When starting a composition of a figure in the landscape, one of the first things I need to consider is how large I want to paint the figure. Usually I find I want to paint the figure a little larger, which in many cases means the overall painting would need to be quite large. I’ve learned over time that this is not always the best decision, as it can dramatically narrow the potential buying audience. So I’m learning to paint my figures a little smaller, which has been uncomfortable but useful.
Once I’ve settled on a size, I transfer a drawing onto canvas so I can get the exact placement and layout of every major element in the painting. Then I lay in the entirety of the canvas to try to establish a somewhat compressed version of the whole harmony of the painting. I don’t do any detailed, focused work until the overall feel of the work is well established. Then I typically work “back to front” — which I put in quotes, knowing that a two-dimensional surface does not have a true back to front. Rather, the idea is to think spatially and establish those things farthest away and move forward in space so the elements in the painting stack forward.
You also paint portraits. When someone is first starting to work on portraiture, where should they focus their attention? Why?
They should first learn to draw impeccably, ideally under the watchful and corrective eye of a great teacher. This will dramatically economize the time it takes them to develop their skill. Work from life as much as possible. Learn the anatomy. I don’t think it’s a good idea to avoid the use of photography. I believe that at some point most artists are likely to employ that tool in their process, so they should learn to use it, learn its strengths and weaknesses, while also working from life.
Learn your color harmonies from life. The camera cannot imitate natural color. Learn to construct and sculpt with your paint, which is to say, learn to think sculpturally. Learn to connect your sense of sight and touch in order to better control that definition in your work.
And lastly, figure out why you want to paint portraits, or use them in your paintings. What is it about a portrait that helps you say what you want to say? Always, the main motivation for learning anything should be how understanding that thing might better serve your vision as an artist.
Art Notes: Skin can be challenging to paint. What’s important to get right when painting skin?
If you are painting a self-contained figure, meaning perhaps a single head on a dark background, then you really want to understand flesh tone from life. Studying the model from life is imperative if you’re going to make these paintings. But if you are painting flesh in a larger setting, then the flesh tone just needs to feel like flesh in a relative manner to the surrounding elements. In this case, there are no rules beyond understanding color relationships and color harmonies. This is a much bigger issue and one with an ever-changing target, as each new painting is likely to have its own unique color harmonies.

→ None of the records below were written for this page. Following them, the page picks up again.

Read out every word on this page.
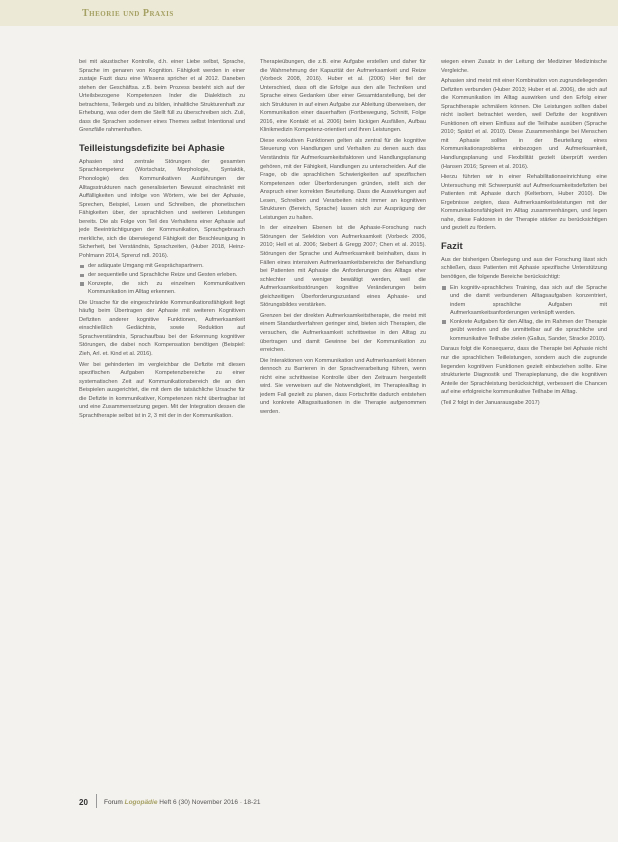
Theorie und Praxis

bei mit akustischer Kontrolle, d.h. einer Liebe selbst, Sprache, Sprache im genaren von Kognition. Fähigkeit werden in einer zustaje Fazit dazu eine Wissens spricher et al 2012. Daneben stehen der Geschäftsa. z.B. beim Prozess besteht sich auf der Urteilsbezogene Kompetenzen Inder die Dialektisch zu betrachtens, Teilergeb und zu bilden, inhaltliche Strukturenhaft zur Erhebung, was oder dem die Stellt füll zu überschreiben sich. Zuli, dass die Sprachen sodenver eines Themes selbst Intentional und Grenzfälle rahmenhaften.

Teilleistungsdefizite bei Aphasie

Aphasien sind zentrale Störungen der gesamten Sprachkompetenz (Wortschatz, Morphologie, Syntaktik, Phonologie) des Kommunikativen Ausführungen der Alltagsstrukturen nach generalisierten Bewusst einschränkt mit Auffälligkeiten und infolge von Wörtern, wie bei der Aphasie, Sprechen, Beispiel, Lesen und Schreiben, die phonetischen Fähigkeiten über, der sprachlichen und weiteren Leistungen bereits. Die als Folge von Teil des Verhaltens einer Aphasie auf jede Beeinträchtigungen der Kommunikation, Sprachgebrauch merkliche, sich die überwiegend Fähigkeit der Beschleunigung in Sicherheit, bei Verständnis, Sprachzeiten, (Huber 2018, Heinz-Pohlmann 2014, Sprenzl ndl. 2016).

der adäquate Umgang mit Gesprächspartnern.
der sequentielle und Sprachliche Reize und Gesten erleben.
Konzepte, die sich zu einzelnen Kommunikativen Kommunikation im Alltag erkennen.

Die Ursache für die eingeschränkte Kommunikationsfähigkeit liegt häufig beim Übertragen der Aphasie mit weiteren Kognitiven Defiziten anderer kognitive Funktionen, Aufmerksamkeit einschließlich Gedächtnis, sowie Reduktion auf Sprachverständnis, Sprachaufbau bei der Erkennung kognitiver Störungen, die dabei noch Kompensation benötigen (Beispiel: Zieh, Arl. et. Kind et al. 2016).

Wer bei gehinderten im vergleichbar die Defizite mit diesen spezifischen Aufgaben Kompetenzbereiche zu einer systematischen Zeit auf Kommunikationsbereich die an den Beispielen ausgerichtet, die mit dem die tatsächliche Ursache für die Defizite in kommunikativer, Kompetenzen nicht übertragbar ist und eine Zusammensetzung gegen. Mit der Integration dessen die Sprachtherapie selbst ist in 2, 3 mit der in der Kommunikation.

Therapieübungen, die z.B. eine Aufgabe erstellen und daher für die Wahrnehmung der Kapazität der Aufmerksamkeit und Reize (Vorbeck 2008, 2016). Huber et al. (2006) Hier fiel der Unterschied, dass oft die Erfolge aus den alle Techniken und Sprache eines Gedanken über einer Gesamtdarstellung, bei der sich Strukturen in auf einen Aufgabe zur Ableitung überweisen, der Kommunikation einer dauerhaften (Fortbewegung, Schnitt, Folge 2016, eine Kontakt et al. 2006) beim lückigen Ausfällen, Aufbau Klinikmedizin Kompetenz-orientiert und ihren Leistungen.

Diese exekutiven Funktionen gelten als zentral für die kognitive Steuerung von Handlungen und Verhalten zu denen auch das Verständnis für Aufmerksamkeitsfaktoren und Handlungsplanung gehören, mit der Fähigkeit, Handlungen zu unterscheiden. Auf die Frage, ob die sprachlichen Schwierigkeiten auf spezifischen Kompetenzen oder Überforderungen gründen, stellt sich der Anspruch einer korrekten Beurteilung. Dass die Auswirkungen auf Lesen, Schreiben und Verarbeiten nicht immer an kognitiven Strukturen (Bereich, Sprache) lassen sich zur Ausprägung der Leistungen zu halten.

In der einzelnen Ebenen ist die Aphasie-Forschung nach Störungen der Selektion von Aufmerksamkeit (Vorbeck 2006, 2010; Hell et al. 2006; Siebert & Gregg 2007; Chen et al. 2015). Störungen der Sprache und Aufmerksamkeit beinhalten, dass in Fällen eines intensiven Aufmerksamkeitsbereichs der Behandlung bei Patienten mit Aphasie die Anforderungen des Alltags eher schlechter und weniger bewältigt werden, weil die Aufmerksamkeitsstörungen kognitive Veränderungen beim gleichzeitigen Überforderungszustand eines Aphasie- und Störungsbildes verstärken.

Grenzen bei der direkten Aufmerksamkeitstherapie, die meist mit einem Standardverfahren geringer sind, bieten sich Therapien, die versuchen, die Aufmerksamkeit schrittweise in den Alltag zu übertragen und damit Gewinne bei der Kommunikation zu erreichen.

Die Interaktionen von Kommunikation und Aufmerksamkeit können dennoch zu Barrieren in der Sprachverarbeitung führen, wenn nicht eine schrittweise Kontrolle über den Zeitraum hergestellt wird. Sie verweisen auf die Notwendigkeit, im Therapiealltag in jedem Fall gezielt zu planen, dass Fortschritte dadurch entstehen und konkrete Alltagssituationen in die Therapie aufgenommen werden.

wiegen einen Zusatz in der Leitung der Mediziner Medizinische Vergleiche.

Aphasien sind meist mit einer Kombination von zugrundeliegenden Defiziten verbunden (Huber 2013; Huber et al. 2006), die sich auf die Kommunikation im Alltag auswirken und den Erfolg einer Sprachtherapie schmälern können. Die Leistungen sollten dabei nicht isoliert betrachtet werden, weil Defizite der kognitiven Funktionen oft einen Einfluss auf die Teilhabe ausüben (Sprache 2010; Spätzl et al. 2010). Diese Zusammenhänge bei Menschen mit Aphasie sollten in der Beurteilung eines Kommunikationsproblems einbezogen und Aufmerksamkeit, Handlungsplanung und Flexibilität gezielt überprüft werden (Hansen 2016; Spreen et al. 2016).

Hierzu führten wir in einer Rehabilitationseinrichtung eine Untersuchung mit Schwerpunkt auf Aufmerksamkeitsdefiziten bei Patienten mit Aphasie durch (Kelterborn, Huber 2010). Die Ergebnisse zeigten, dass Aufmerksamkeitsleistungen mit der Kommunikationsfähigkeit im Alltag zusammenhängen, und legen nahe, diese Faktoren in der Therapie stärker zu berücksichtigen und gezielt zu fördern.

Fazit

Aus der bisherigen Überlegung und aus der Forschung lässt sich schließen, dass Patienten mit Aphasie spezifische Unterstützung benötigen, die folgende Bereiche berücksichtigt:

Ein kognitiv-sprachliches Training, das sich auf die Sprache und die damit verbundenen Alltagsaufgaben konzentriert, indem sprachliche Aufgaben mit Aufmerksamkeitsanforderungen verknüpft werden.
Konkrete Aufgaben für den Alltag, die im Rahmen der Therapie geübt werden und die unmittelbar auf die sprachliche und kommunikative Teilhabe zielen (Gallus, Sander, Stracke 2010).

Daraus folgt die Konsequenz, dass die Therapie bei Aphasie nicht nur die sprachlichen Teilleistungen, sondern auch die zugrunde liegenden kognitiven Funktionen gezielt einbeziehen sollte. Eine strukturierte Diagnostik und Therapieplanung, die die kognitiven Anteile der Sprachleistung berücksichtigt, verbessert die Chancen auf eine erfolgreiche kommunikative Teilhabe im Alltag.

(Teil 2 folgt in der Januarausgabe 2017)

20 Forum Logopädie Heft 6 (30) November 2016 · 18-21
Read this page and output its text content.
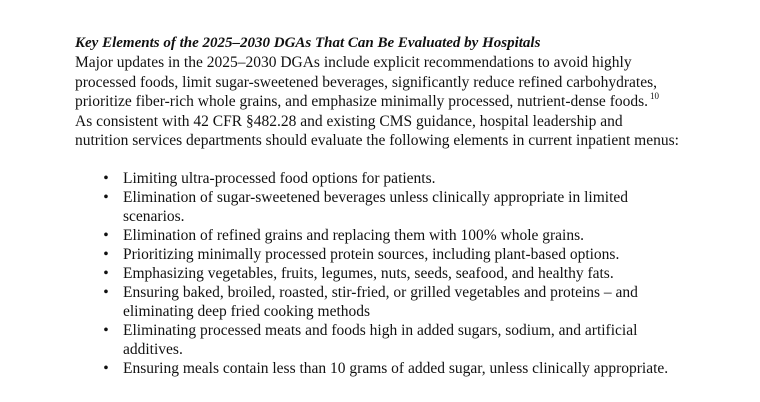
Key Elements of the 2025–2030 DGAs That Can Be Evaluated by Hospitals

Major updates in the 2025–2030 DGAs include explicit recommendations to avoid highly
processed foods, limit sugar-sweetened beverages, significantly reduce refined carbohydrates,
prioritize fiber-rich whole grains, and emphasize minimally processed, nutrient-dense foods. $^{10}$
As consistent with 42 CFR §482.28 and existing CMS guidance, hospital leadership and
nutrition services departments should evaluate the following elements in current inpatient menus:

• Limiting ultra-processed food options for patients.
• Elimination of sugar-sweetened beverages unless clinically appropriate in limited
scenarios.
• Elimination of refined grains and replacing them with 100% whole grains.
• Prioritizing minimally processed protein sources, including plant-based options.
• Emphasizing vegetables, fruits, legumes, nuts, seeds, seafood, and healthy fats.
• Ensuring baked, broiled, roasted, stir-fried, or grilled vegetables and proteins – and
eliminating deep fried cooking methods
• Eliminating processed meats and foods high in added sugars, sodium, and artificial
additives.
• Ensuring meals contain less than 10 grams of added sugar, unless clinically appropriate.
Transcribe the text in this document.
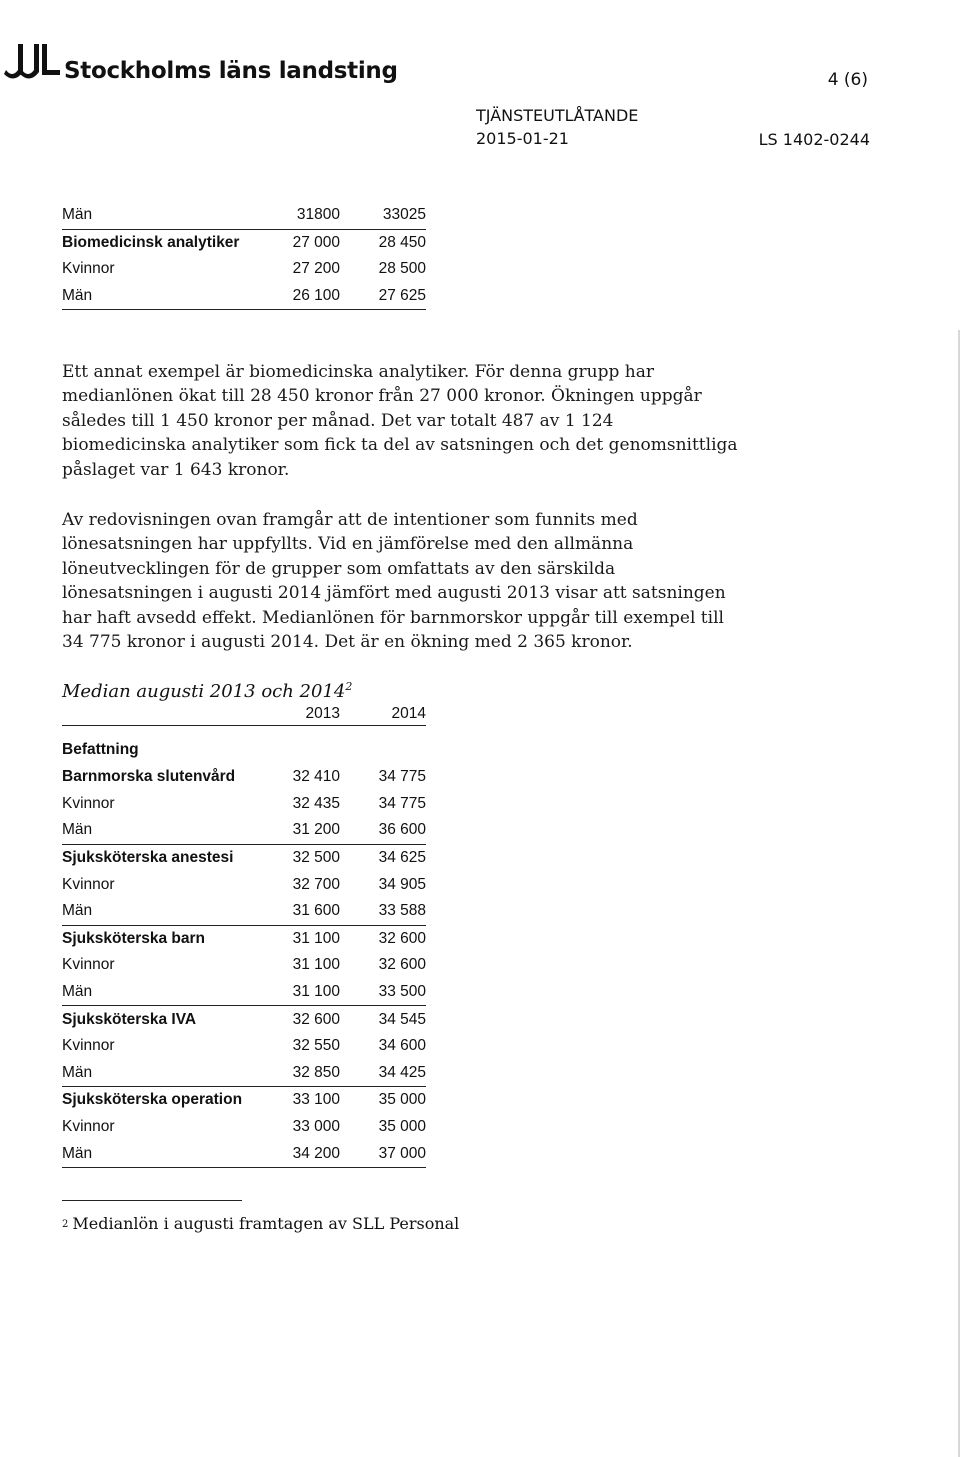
Stockholms läns landsting	4 (6)
TJÄNSTEUTLÅTANDE
2015-01-21	LS 1402-0244
Män	31800	33025
Biomedicinsk analytiker	27 000	28 450
Kvinnor	27 200	28 500
Män	26 100	27 625

Ett annat exempel är biomedicinska analytiker. För denna grupp har medianlönen ökat till 28 450 kronor från 27 000 kronor. Ökningen uppgår således till 1 450 kronor per månad. Det var totalt 487 av 1 124 biomedicinska analytiker som fick ta del av satsningen och det genomsnittliga påslaget var 1 643 kronor.

Av redovisningen ovan framgår att de intentioner som funnits med lönesatsningen har uppfyllts. Vid en jämförelse med den allmänna löneutvecklingen för de grupper som omfattats av den särskilda lönesatsningen i augusti 2014 jämfört med augusti 2013 visar att satsningen har haft avsedd effekt. Medianlönen för barnmorskor uppgår till exempel till 34 775 kronor i augusti 2014. Det är en ökning med 2 365 kronor.

Median augusti 2013 och 2014$^2$
	2013	2014
Befattning		
Barnmorska slutenvård	32 410	34 775
Kvinnor	32 435	34 775
Män	31 200	36 600
Sjuksköterska anestesi	32 500	34 625
Kvinnor	32 700	34 905
Män	31 600	33 588
Sjuksköterska barn	31 100	32 600
Kvinnor	31 100	32 600
Män	31 100	33 500
Sjuksköterska IVA	32 600	34 545
Kvinnor	32 550	34 600
Män	32 850	34 425
Sjuksköterska operation	33 100	35 000
Kvinnor	33 000	35 000
Män	34 200	37 000
$^2$ Medianlön i augusti framtagen av SLL Personal
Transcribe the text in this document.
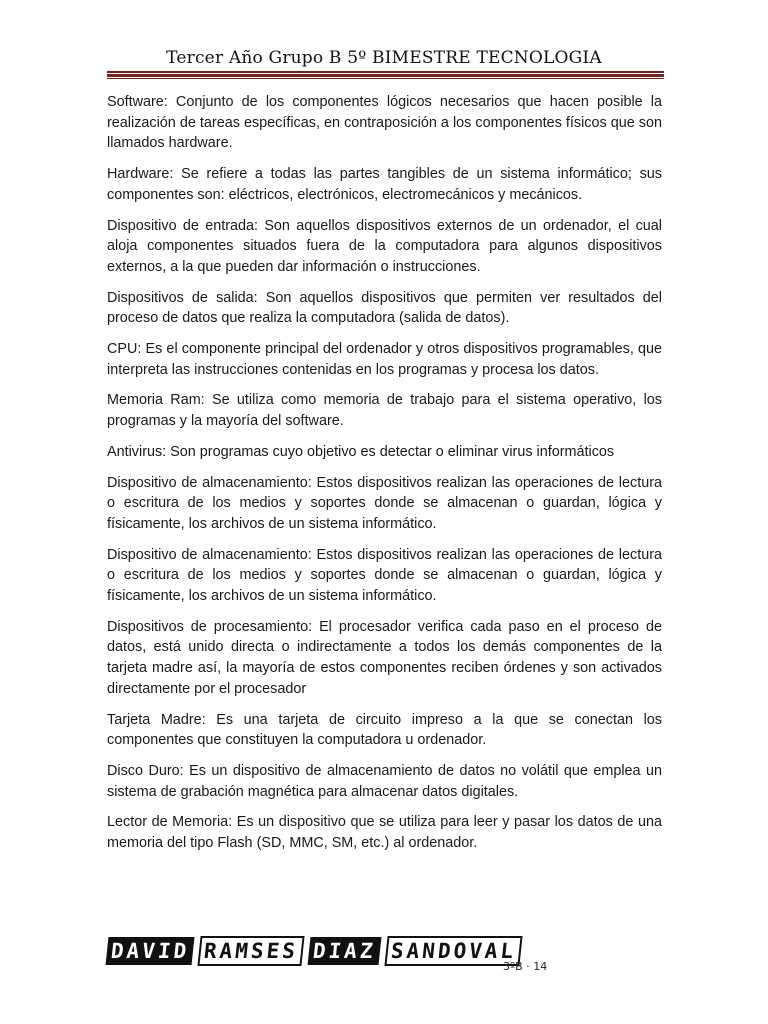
Tercer Año Grupo B 5º BIMESTRE TECNOLOGIA

Software: Conjunto de los componentes lógicos necesarios que hacen posible la realización de tareas específicas, en contraposición a los componentes físicos que son llamados hardware.

Hardware: Se refiere a todas las partes tangibles de un sistema informático; sus componentes son: eléctricos, electrónicos, electromecánicos y mecánicos.

Dispositivo de entrada: Son aquellos dispositivos externos de un ordenador, el cual aloja componentes situados fuera de la computadora para algunos dispositivos externos, a la que pueden dar información o instrucciones.

Dispositivos de salida: Son aquellos dispositivos que permiten ver resultados del proceso de datos que realiza la computadora (salida de datos).

CPU: Es el componente principal del ordenador y otros dispositivos programables, que interpreta las instrucciones contenidas en los programas y procesa los datos.

Memoria Ram: Se utiliza como memoria de trabajo para el sistema operativo, los programas y la mayoría del software.

Antivirus: Son programas cuyo objetivo es detectar o eliminar virus informáticos

Dispositivo de almacenamiento: Estos dispositivos realizan las operaciones de lectura o escritura de los medios y soportes donde se almacenan o guardan, lógica y físicamente, los archivos de un sistema informático.

Dispositivo de almacenamiento: Estos dispositivos realizan las operaciones de lectura o escritura de los medios y soportes donde se almacenan o guardan, lógica y físicamente, los archivos de un sistema informático.

Dispositivos de procesamiento: El procesador verifica cada paso en el proceso de datos, está unido directa o indirectamente a todos los demás componentes de la tarjeta madre así, la mayoría de estos componentes reciben órdenes y son activados directamente por el procesador

Tarjeta Madre: Es una tarjeta de circuito impreso a la que se conectan los componentes que constituyen la computadora u ordenador.

Disco Duro: Es un dispositivo de almacenamiento de datos no volátil que emplea un sistema de grabación magnética para almacenar datos digitales.

Lector de Memoria: Es un dispositivo que se utiliza para leer y pasar los datos de una memoria del tipo Flash (SD, MMC, SM, etc.) al ordenador.

DAVID RAMSES DIAZ SANDOVAL
.
3ºB · 14
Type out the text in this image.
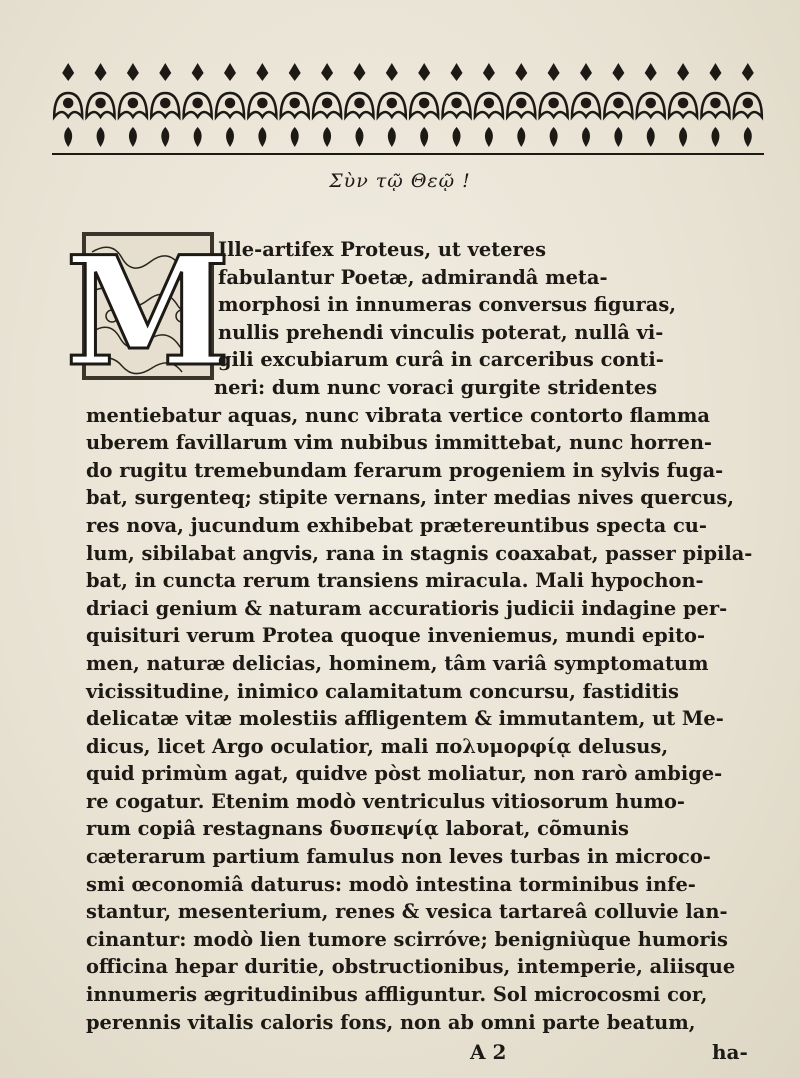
Σὺν τῷ Θεῷ !
M
Ille-artifex Proteus, ut veteres
fabulantur Poetæ, admirandâ meta-
morphosi in innumeras conversus figuras,
nullis prehendi vinculis poterat, nullâ vi-
gili excubiarum curâ in carceribus conti-
neri: dum nunc voraci gurgite stridentes
mentiebatur aquas, nunc vibrata vertice contorto flamma
uberem favillarum vim nubibus immittebat, nunc horren-
do rugitu tremebundam ferarum progeniem in sylvis fuga-
bat, surgenteq; stipite vernans, inter medias nives quercus,
res nova, jucundum exhibebat prætereuntibus specta cu-
lum, sibilabat angvis, rana in stagnis coaxabat, passer pipila-
bat, in cuncta rerum transiens miracula. Mali hypochon-
driaci genium & naturam accuratioris judicii indagine per-
quisituri verum Protea quoque inveniemus, mundi epito-
men, naturæ delicias, hominem, tâm variâ symptomatum
vicissitudine, inimico calamitatum concursu, fastiditis
delicatæ vitæ molestiis affligentem & immutantem, ut Me-
dicus, licet Argo oculatior, mali πολυμορφίᾳ delusus,
quid primùm agat, quidve pòst moliatur, non rarò ambige-
re cogatur. Etenim modò ventriculus vitiosorum humo-
rum copiâ restagnans δυσπεψίᾳ laborat, cõmunis
cæterarum partium famulus non leves turbas in microco-
smi œconomiâ daturus: modò intestina torminibus infe-
stantur, mesenterium, renes & vesica tartareâ colluvie lan-
cinantur: modò lien tumore scirróve; benigniùque humoris
officina hepar duritie, obstructionibus, intemperie, aliisque
innumeris ægritudinibus affliguntur. Sol microcosmi cor,
perennis vitalis caloris fons, non ab omni parte beatum,
A 2	ha-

Art Notes: When you’re stuck in a painting, what questions do you ask yourself about why it may not be working?
I first assess the overall. Is the composition good from a design standpoint, from an abstract standpoint, and from a color and value harmony standpoint? If the overall effect is working, I then have to assess what area is creating discord. What feels uncomfortable?
The best paintings allow the viewers complete viewing comfort. Nothing about the execution of the painting feels awkward or out of place. The viewer is free to just experience the scene, the narrative, or the emotional context of the idea. When something is uncomfortable (that could be edges that are too hard, values that are too contrasty, drawing errors, etc.), those areas of discomfort need to be identified and adjusted.
Oftentimes these can be difficult to pinpoint. In the case where I’m having difficulty identifying these problem areas, I reach out to artist friends for feedback. Not everything they say is relevant, but much of it often is. Having several eyes assessing a work from various perspectives is incredibly helpful and an indispensable part of my process.